Ainda de acordo com a investigação, Bom Jesus foi o município recordista em gastos com diárias de viagem em 2018 dentre todas as 497 cidades gaúchas: foram mais de R$ 382 mil reais pagos em diárias na Câmara de Bom Jesus. Porto Alegre, no mesmo período, segundo informações do Departamento Estadual de Investigações Criminais (Deic), gastou R$ 181 mil com as viagens, menos da metade que Bom Jesus. Cambará do Sul, por exemplo, município que tem mesmo porte e é próximo de Bom Jesus, gastou, em 2018, 22 vezes menos. Caxias do Sul gastou, no mesmo período, R$ 16 mil em diárias.
Contrapontos
O delegado afirma que o celular do vice-prefeito não foi localizado durante as buscas na casa dele nesta manhã. Kramer estava no gabinete dele na prefeitura e disse que perdeu o celular e, por isso, não entregou o aparelho à polícia.

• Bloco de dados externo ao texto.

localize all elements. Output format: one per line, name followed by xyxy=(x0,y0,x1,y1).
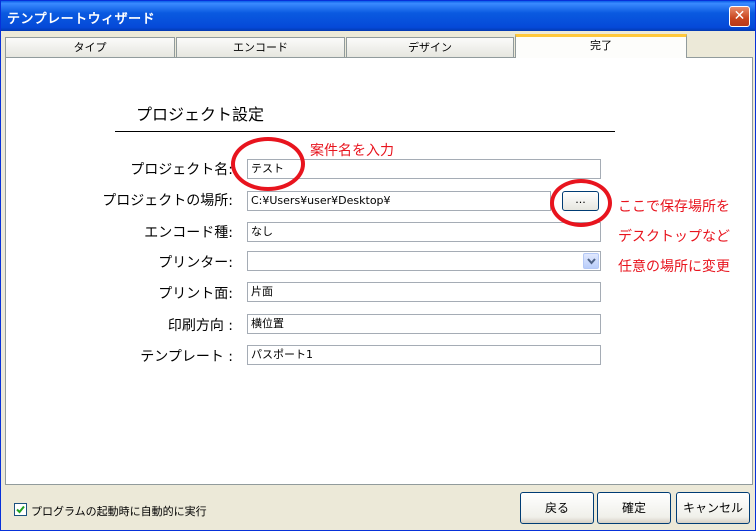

— Estou tranquilo. Entreguei três celulares e os certificados dos cursos que participei. O meu celular pessoal eu perdi, por isso não entreguei. Em 2017 já se falava do excesso das diárias. Quando assumi, tentei moralizar essas questões, apresentei um projeto de resolução na Câmara em que a gente limitou um teto, que era de R$ 20 mil. Isso aconteceu apenas em 2017. Em 2018 esse teto foi aprovado de novo, mas o uso das diárias ficava a critério da presidência, que poderia aumentar ou suplementar, então o teto deixou de ser respeitado — disse Kramer.
A prefeita de Bom Jesus, Lucila Maggi (MDB), afirma que o afastamento do vice não é cogitado e que vai aguardar o desfecho da operação para tomar medidas:
— Não existe qualquer possibilidade (de afastamento) porque não temos nada que possa desabonar a conduta dele como vice-prefeito.

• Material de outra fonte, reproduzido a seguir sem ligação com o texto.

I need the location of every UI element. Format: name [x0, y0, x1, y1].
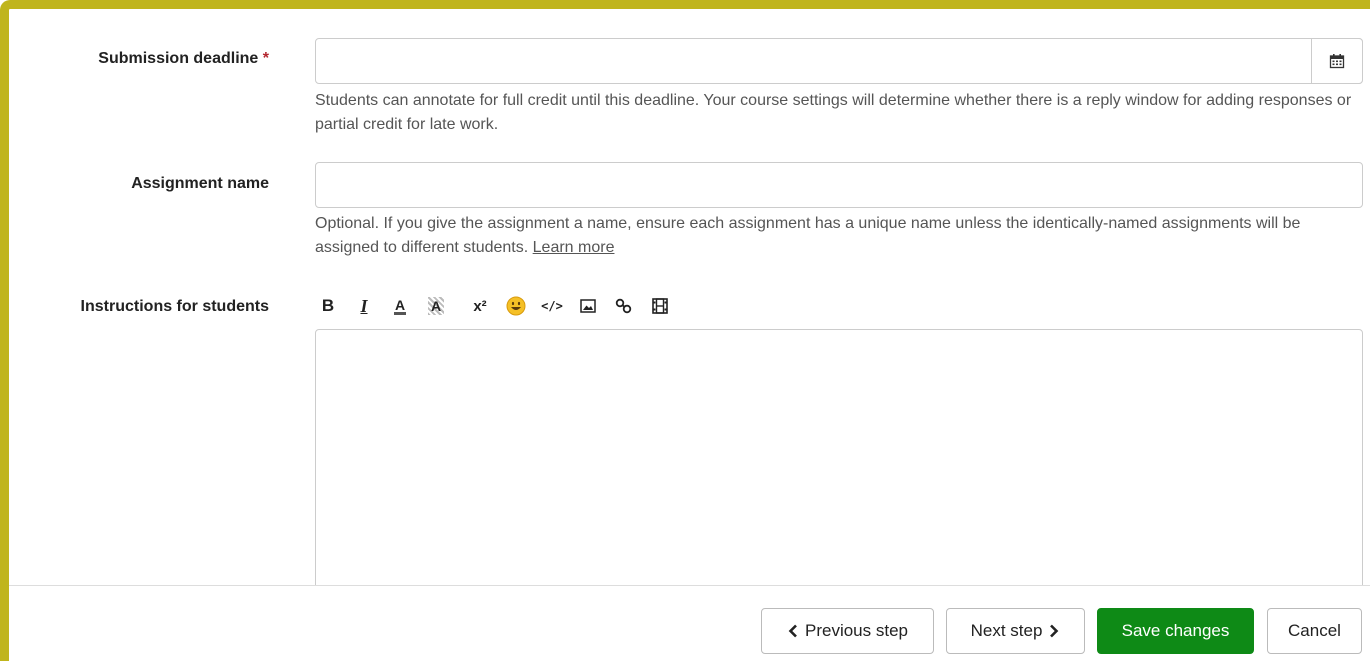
submission-deadline-label: Submission deadline * [98, 50, 269, 67]
next-step-label: Next step [970, 621, 1043, 640]
learn-more-link[interactable]: Learn more [533, 239, 615, 256]
link-icon [615, 298, 632, 314]
required-marker: * [262, 50, 269, 67]
italic-icon: I [360, 295, 368, 316]
assignment-form-panel: Submission deadline * Students can annot… [0, 0, 1370, 661]
link-button[interactable] [611, 293, 637, 319]
calendar-button[interactable] [1311, 38, 1363, 84]
submission-deadline-field[interactable] [315, 38, 1363, 84]
editor-toolbar: B I A A x² </> [315, 290, 683, 322]
image-button[interactable] [575, 293, 601, 319]
emoji-button[interactable] [503, 293, 529, 319]
assignment-name-input[interactable] [316, 163, 1362, 207]
font-color-button[interactable]: A [387, 293, 413, 319]
chevron-right-icon [1050, 624, 1059, 638]
assignment-name-label: Assignment name [131, 175, 269, 192]
instructions-editor[interactable] [315, 329, 1363, 629]
bold-icon: B [321, 296, 335, 315]
film-icon [652, 298, 668, 314]
previous-step-label: Previous step [805, 621, 908, 640]
chevron-left-icon [788, 624, 797, 638]
superscript-icon: x² [473, 297, 487, 315]
calendar-icon [1329, 54, 1345, 69]
previous-step-button[interactable]: Previous step [761, 608, 934, 654]
assignment-name-help-text: Optional. If you give the assignment a n… [315, 215, 1301, 256]
font-color-icon: A [393, 296, 407, 315]
italic-button[interactable]: I [351, 293, 377, 319]
submission-deadline-help: Students can annotate for full credit un… [315, 92, 1352, 133]
superscript-button[interactable]: x² [467, 293, 493, 319]
instructions-label: Instructions for students [80, 298, 269, 315]
video-button[interactable] [647, 293, 673, 319]
assignment-name-field[interactable] [315, 162, 1363, 208]
bold-button[interactable]: B [315, 293, 341, 319]
save-changes-button[interactable]: Save changes [1097, 608, 1254, 654]
code-button[interactable]: </> [539, 293, 565, 319]
cancel-button[interactable]: Cancel [1267, 608, 1362, 654]
code-icon: </> [541, 299, 563, 313]
form-footer: Previous step Next step Save changes Can… [9, 585, 1370, 661]
next-step-button[interactable]: Next step [946, 608, 1085, 654]
emoji-icon [506, 296, 526, 316]
image-icon [580, 299, 596, 313]
assignment-name-help: Optional. If you give the assignment a n… [315, 212, 1355, 260]
highlight-button[interactable]: A [423, 293, 449, 319]
highlight-icon: A [427, 297, 445, 315]
submission-deadline-input[interactable] [316, 39, 1362, 83]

Segundo o promotor Raynner Sales de Meira, a investigação de improbidade administrativa se encaminha para um final, mas já foram ouvidas testemunhas, servidores e vereadores na investigação da promotoria.
— O que se aguarda agora é a análise dos materiais apreendidos na operação. Em termos de afastamento (do vice-prefeito e do vereador que ainda exerce o cargo), ele pode vir tanto com uma sanção, como em uma medida cautelar, se eventualmente se verificar que os agentes públicos investigados obstruíram de alguma forma a operação. Eventual responsabilização e condenação pela prática desses fatos pode gerar a suspensão dos direitos políticos e consequentemente a cassação dos mandatos, além de que eles (os dez investigados) podem se tornar inelegíveis por oito anos de acordo com a lei da ficha limpa — reforça Meira.
A reportagem buscou contato com Silveira e Garga, mas não teve retorno até a publicação desta matéria.